Flaws in the HTTP Proxy header used in PHP, Go and Python have been fixed after laying dormant for 15 years.
Dubbed Httpoxy, the flaw was discovered in March 2001. While it was fixed in open source programming language Perl, it was still present in a number of other languages and applications.
The vulnerability is due to a misconfiguration in the HTTP_PROXY variable that is frequently used by Common Gateway Interface (CGI) environment scripts.
“If a vulnerable HTTP client makes an outgoing HTTP connection, while running in a server-side CGI application, an attacker may be able to: proxy the outgoing HTTP requests made by the web application; direct the server to open outgoing connections to an address and port of their choosing; and tie up server resources by forcing the vulnerable software to use a malicious proxy,” said the researchers.
The researcher warned that Httpoxy is “extremely easy to exploit in basic form”.
In an advisory notice from Red Hat, it said that applications, language libraries and scripting modules use this environment variable to configure their proxy for subsequent outgoing HTTP traffic.

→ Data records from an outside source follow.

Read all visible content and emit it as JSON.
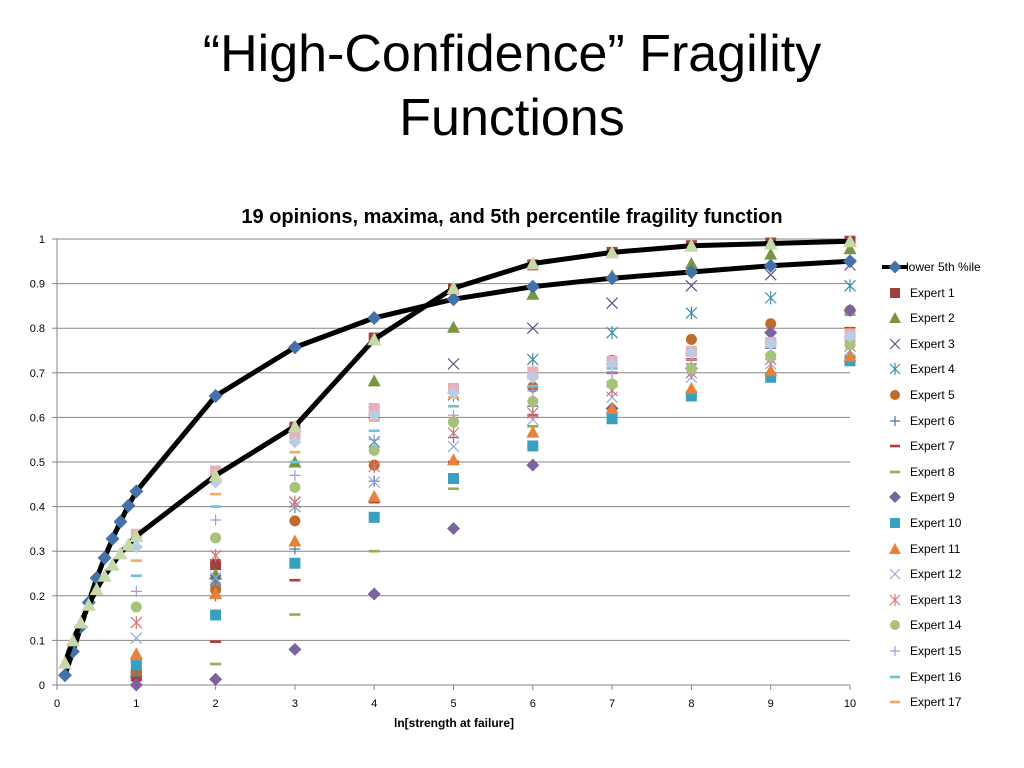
{
  "slide": {
    "title_line1": "“High-Confidence” Fragility",
    "title_line2": "Functions"
  },
  "chart_data": {
    "type": "scatter",
    "title": "19 opinions, maxima, and 5th percentile fragility function",
    "xlabel": "ln[strength at failure]",
    "ylabel": "",
    "xlim": [
      0,
      10
    ],
    "ylim": [
      0,
      1
    ],
    "x_ticks": [
      "0",
      "1",
      "2",
      "3",
      "4",
      "5",
      "6",
      "7",
      "8",
      "9",
      "10"
    ],
    "y_ticks": [
      "0",
      "0.1",
      "0.2",
      "0.3",
      "0.4",
      "0.5",
      "0.6",
      "0.7",
      "0.8",
      "0.9",
      "1"
    ],
    "grid": "horizontal",
    "legend_position": "right",
    "lines": [
      {
        "name": "lower 5th %ile",
        "color": "#4472a8",
        "line_color": "#000000",
        "marker": "diamond",
        "points": [
          [
            0.1,
            0.022
          ],
          [
            0.2,
            0.075
          ],
          [
            0.3,
            0.13
          ],
          [
            0.4,
            0.185
          ],
          [
            0.5,
            0.24
          ],
          [
            0.6,
            0.285
          ],
          [
            0.7,
            0.328
          ],
          [
            0.8,
            0.366
          ],
          [
            0.9,
            0.402
          ],
          [
            1.0,
            0.434
          ],
          [
            2.0,
            0.648
          ],
          [
            3.0,
            0.757
          ],
          [
            4.0,
            0.823
          ],
          [
            5.0,
            0.865
          ],
          [
            6.0,
            0.893
          ],
          [
            7.0,
            0.912
          ],
          [
            8.0,
            0.926
          ],
          [
            9.0,
            0.94
          ],
          [
            10.0,
            0.95
          ]
        ]
      },
      {
        "name": "",
        "color": "#c6d9a8",
        "line_color": "#000000",
        "marker": "triangle",
        "points": [
          [
            0.1,
            0.05
          ],
          [
            0.2,
            0.1
          ],
          [
            0.3,
            0.14
          ],
          [
            0.4,
            0.18
          ],
          [
            0.5,
            0.215
          ],
          [
            0.6,
            0.245
          ],
          [
            0.7,
            0.27
          ],
          [
            0.8,
            0.295
          ],
          [
            0.9,
            0.315
          ],
          [
            1.0,
            0.334
          ],
          [
            2.0,
            0.47
          ],
          [
            3.0,
            0.58
          ],
          [
            4.0,
            0.775
          ],
          [
            5.0,
            0.89
          ],
          [
            6.0,
            0.945
          ],
          [
            7.0,
            0.97
          ],
          [
            8.0,
            0.985
          ],
          [
            9.0,
            0.99
          ],
          [
            10.0,
            0.995
          ]
        ]
      }
    ],
    "series": [
      {
        "name": "Expert 1",
        "color": "#a0403e",
        "marker": "square",
        "points": [
          [
            1,
            0.02
          ],
          [
            2,
            0.27
          ],
          [
            3,
            0.578
          ],
          [
            4,
            0.778
          ],
          [
            5,
            0.888
          ],
          [
            6,
            0.942
          ],
          [
            7,
            0.97
          ],
          [
            8,
            0.985
          ],
          [
            9,
            0.991
          ],
          [
            10,
            0.995
          ]
        ]
      },
      {
        "name": "Expert 2",
        "color": "#789642",
        "marker": "triangle",
        "points": [
          [
            1,
            0.03
          ],
          [
            2,
            0.248
          ],
          [
            3,
            0.5
          ],
          [
            4,
            0.682
          ],
          [
            5,
            0.802
          ],
          [
            6,
            0.876
          ],
          [
            7,
            0.918
          ],
          [
            8,
            0.945
          ],
          [
            9,
            0.966
          ],
          [
            10,
            0.978
          ]
        ]
      },
      {
        "name": "Expert 3",
        "color": "#5e4f86",
        "marker": "x",
        "points": [
          [
            1,
            0.04
          ],
          [
            2,
            0.235
          ],
          [
            3,
            0.41
          ],
          [
            4,
            0.61
          ],
          [
            5,
            0.72
          ],
          [
            6,
            0.8
          ],
          [
            7,
            0.856
          ],
          [
            8,
            0.895
          ],
          [
            9,
            0.92
          ],
          [
            10,
            0.942
          ]
        ]
      },
      {
        "name": "Expert 4",
        "color": "#3b8ea6",
        "marker": "star",
        "points": [
          [
            1,
            0.045
          ],
          [
            2,
            0.23
          ],
          [
            3,
            0.4
          ],
          [
            4,
            0.545
          ],
          [
            5,
            0.65
          ],
          [
            6,
            0.73
          ],
          [
            7,
            0.79
          ],
          [
            8,
            0.834
          ],
          [
            9,
            0.868
          ],
          [
            10,
            0.895
          ]
        ]
      },
      {
        "name": "Expert 5",
        "color": "#c06b2a",
        "marker": "circle",
        "points": [
          [
            1,
            0.025
          ],
          [
            2,
            0.213
          ],
          [
            3,
            0.368
          ],
          [
            4,
            0.493
          ],
          [
            5,
            0.59
          ],
          [
            6,
            0.668
          ],
          [
            7,
            0.728
          ],
          [
            8,
            0.775
          ],
          [
            9,
            0.81
          ],
          [
            10,
            0.84
          ]
        ]
      },
      {
        "name": "Expert 6",
        "color": "#4f73a8",
        "marker": "plus",
        "points": [
          [
            1,
            0.02
          ],
          [
            2,
            0.2
          ],
          [
            3,
            0.305
          ],
          [
            4,
            0.457
          ],
          [
            5,
            0.555
          ],
          [
            6,
            0.625
          ],
          [
            7,
            0.68
          ],
          [
            8,
            0.72
          ],
          [
            9,
            0.755
          ],
          [
            10,
            0.78
          ]
        ]
      },
      {
        "name": "Expert 7",
        "color": "#b53a3a",
        "marker": "dash",
        "points": [
          [
            1,
            0.015
          ],
          [
            2,
            0.097
          ],
          [
            3,
            0.235
          ],
          [
            4,
            0.41
          ],
          [
            5,
            0.5
          ],
          [
            6,
            0.605
          ],
          [
            7,
            0.7
          ],
          [
            8,
            0.73
          ],
          [
            9,
            0.77
          ],
          [
            10,
            0.8
          ]
        ]
      },
      {
        "name": "Expert 8",
        "color": "#8fb04c",
        "marker": "dash",
        "points": [
          [
            2,
            0.047
          ],
          [
            3,
            0.158
          ],
          [
            4,
            0.3
          ],
          [
            5,
            0.44
          ],
          [
            6,
            0.58
          ],
          [
            7,
            0.67
          ],
          [
            8,
            0.74
          ],
          [
            9,
            0.79
          ],
          [
            10,
            0.83
          ]
        ]
      },
      {
        "name": "Expert 9",
        "color": "#7c63a0",
        "marker": "diamond",
        "points": [
          [
            1,
            0.0
          ],
          [
            2,
            0.013
          ],
          [
            3,
            0.08
          ],
          [
            4,
            0.204
          ],
          [
            5,
            0.351
          ],
          [
            6,
            0.493
          ],
          [
            7,
            0.62
          ],
          [
            8,
            0.71
          ],
          [
            9,
            0.79
          ],
          [
            10,
            0.84
          ]
        ]
      },
      {
        "name": "Expert 10",
        "color": "#3aa0bf",
        "marker": "square",
        "points": [
          [
            1,
            0.045
          ],
          [
            2,
            0.157
          ],
          [
            3,
            0.273
          ],
          [
            4,
            0.376
          ],
          [
            5,
            0.463
          ],
          [
            6,
            0.536
          ],
          [
            7,
            0.597
          ],
          [
            8,
            0.648
          ],
          [
            9,
            0.69
          ],
          [
            10,
            0.727
          ]
        ]
      },
      {
        "name": "Expert 11",
        "color": "#e8823a",
        "marker": "triangle",
        "points": [
          [
            1,
            0.07
          ],
          [
            2,
            0.205
          ],
          [
            3,
            0.323
          ],
          [
            4,
            0.423
          ],
          [
            5,
            0.505
          ],
          [
            6,
            0.567
          ],
          [
            7,
            0.62
          ],
          [
            8,
            0.665
          ],
          [
            9,
            0.705
          ],
          [
            10,
            0.738
          ]
        ]
      },
      {
        "name": "Expert 12",
        "color": "#8fa9d8",
        "marker": "x",
        "points": [
          [
            1,
            0.105
          ],
          [
            2,
            0.24
          ],
          [
            3,
            0.4
          ],
          [
            4,
            0.455
          ],
          [
            5,
            0.535
          ],
          [
            6,
            0.595
          ],
          [
            7,
            0.645
          ],
          [
            8,
            0.69
          ],
          [
            9,
            0.72
          ],
          [
            10,
            0.75
          ]
        ]
      },
      {
        "name": "Expert 13",
        "color": "#d27472",
        "marker": "star",
        "points": [
          [
            1,
            0.14
          ],
          [
            2,
            0.29
          ],
          [
            3,
            0.41
          ],
          [
            4,
            0.49
          ],
          [
            5,
            0.565
          ],
          [
            6,
            0.61
          ],
          [
            7,
            0.66
          ],
          [
            8,
            0.7
          ],
          [
            9,
            0.73
          ],
          [
            10,
            0.76
          ]
        ]
      },
      {
        "name": "Expert 14",
        "color": "#a9c27a",
        "marker": "circle",
        "points": [
          [
            1,
            0.175
          ],
          [
            2,
            0.33
          ],
          [
            3,
            0.443
          ],
          [
            4,
            0.526
          ],
          [
            5,
            0.589
          ],
          [
            6,
            0.636
          ],
          [
            7,
            0.675
          ],
          [
            8,
            0.71
          ],
          [
            9,
            0.738
          ],
          [
            10,
            0.763
          ]
        ]
      },
      {
        "name": "Expert 15",
        "color": "#a39bd0",
        "marker": "plus",
        "points": [
          [
            1,
            0.21
          ],
          [
            2,
            0.37
          ],
          [
            3,
            0.47
          ],
          [
            4,
            0.55
          ],
          [
            5,
            0.605
          ],
          [
            6,
            0.66
          ],
          [
            7,
            0.7
          ],
          [
            8,
            0.73
          ],
          [
            9,
            0.76
          ],
          [
            10,
            0.79
          ]
        ]
      },
      {
        "name": "Expert 16",
        "color": "#6fc2dc",
        "marker": "dash",
        "points": [
          [
            1,
            0.245
          ],
          [
            2,
            0.4
          ],
          [
            3,
            0.5
          ],
          [
            4,
            0.57
          ],
          [
            5,
            0.625
          ],
          [
            6,
            0.67
          ],
          [
            7,
            0.71
          ],
          [
            8,
            0.74
          ],
          [
            9,
            0.77
          ],
          [
            10,
            0.795
          ]
        ]
      },
      {
        "name": "Expert 17",
        "color": "#f5a860",
        "marker": "dash",
        "points": [
          [
            1,
            0.279
          ],
          [
            2,
            0.428
          ],
          [
            3,
            0.522
          ],
          [
            4,
            0.593
          ],
          [
            5,
            0.645
          ],
          [
            6,
            0.688
          ],
          [
            7,
            0.722
          ],
          [
            8,
            0.75
          ],
          [
            9,
            0.775
          ],
          [
            10,
            0.797
          ]
        ]
      },
      {
        "name": "",
        "color": "#e4b2b8",
        "marker": "square",
        "points": [
          [
            1,
            0.338
          ],
          [
            2,
            0.48
          ],
          [
            3,
            0.562
          ],
          [
            4,
            0.62
          ],
          [
            5,
            0.665
          ],
          [
            6,
            0.702
          ],
          [
            7,
            0.726
          ],
          [
            8,
            0.748
          ],
          [
            9,
            0.768
          ],
          [
            10,
            0.785
          ]
        ]
      },
      {
        "name": "",
        "color": "#b9cde6",
        "marker": "diamond",
        "points": [
          [
            1,
            0.31
          ],
          [
            2,
            0.455
          ],
          [
            3,
            0.545
          ],
          [
            4,
            0.605
          ],
          [
            5,
            0.655
          ],
          [
            6,
            0.69
          ],
          [
            7,
            0.72
          ],
          [
            8,
            0.745
          ],
          [
            9,
            0.765
          ],
          [
            10,
            0.782
          ]
        ]
      }
    ]
  }
}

It said the problem was down to a CGI script that cannot distinguish between CGI's "Protocol-Specific Meta-Variable", containing the value of the HTTP request's "Proxy" header, and the "system" environment variable HTTP_PROXY, containing HTTP proxy settings.
“A CGI script, module, or library reads the ‘HTTP_PROXY' environment variable, and assumes that this contains the ‘system' HTTP proxy settings. The misinterpreted value then changes how new HTTP requests are dealt with by the CGI script (and any other scripts and programs it may call) made during the processing of the current HTTP request,” according to the advisory.
In other words, the flaw could lead to data leaking from websites on a massive scale as scripts processing data by internal servers may then send this data off to external servers operated by hackers.
Red Hat said customers using CGI scripts with PHP, Go or Python are strongly recommended to apply mitigations to their systems.
Chris Fearon, director of security research at Black Duck Software, told SCMagazineUK.com that it is extremely likely that we will see attacks on infrastructure using this flaw.
“This flaw is trivial to exploit (simply supply a HTTP header value) and is easy to find and identify within existing open-source software packages.”
He added that mitigation is simple and can be implemented in a short timeframe. “Simply block or remove the ‘Proxy' request headers as early as possible, preferably on the application firewall or directly on the webserver.”
Fearon added that sites using HTTPS are not vulnerable. “Yet another reason why all sites should implement HTTPS.”
Craig Parkin, associate partner at Citihub Consulting, told SC that untrustworthy inbound headers can be dropped in a number of ways by most firms. “Headers can be dropped by web application firewalls, load balancer or by the web servers themselves,” he said.
Parkin added that Apache is already including a patch in its latest versions and “offers a source code patch to those who want to recompile earlier versions themselves”.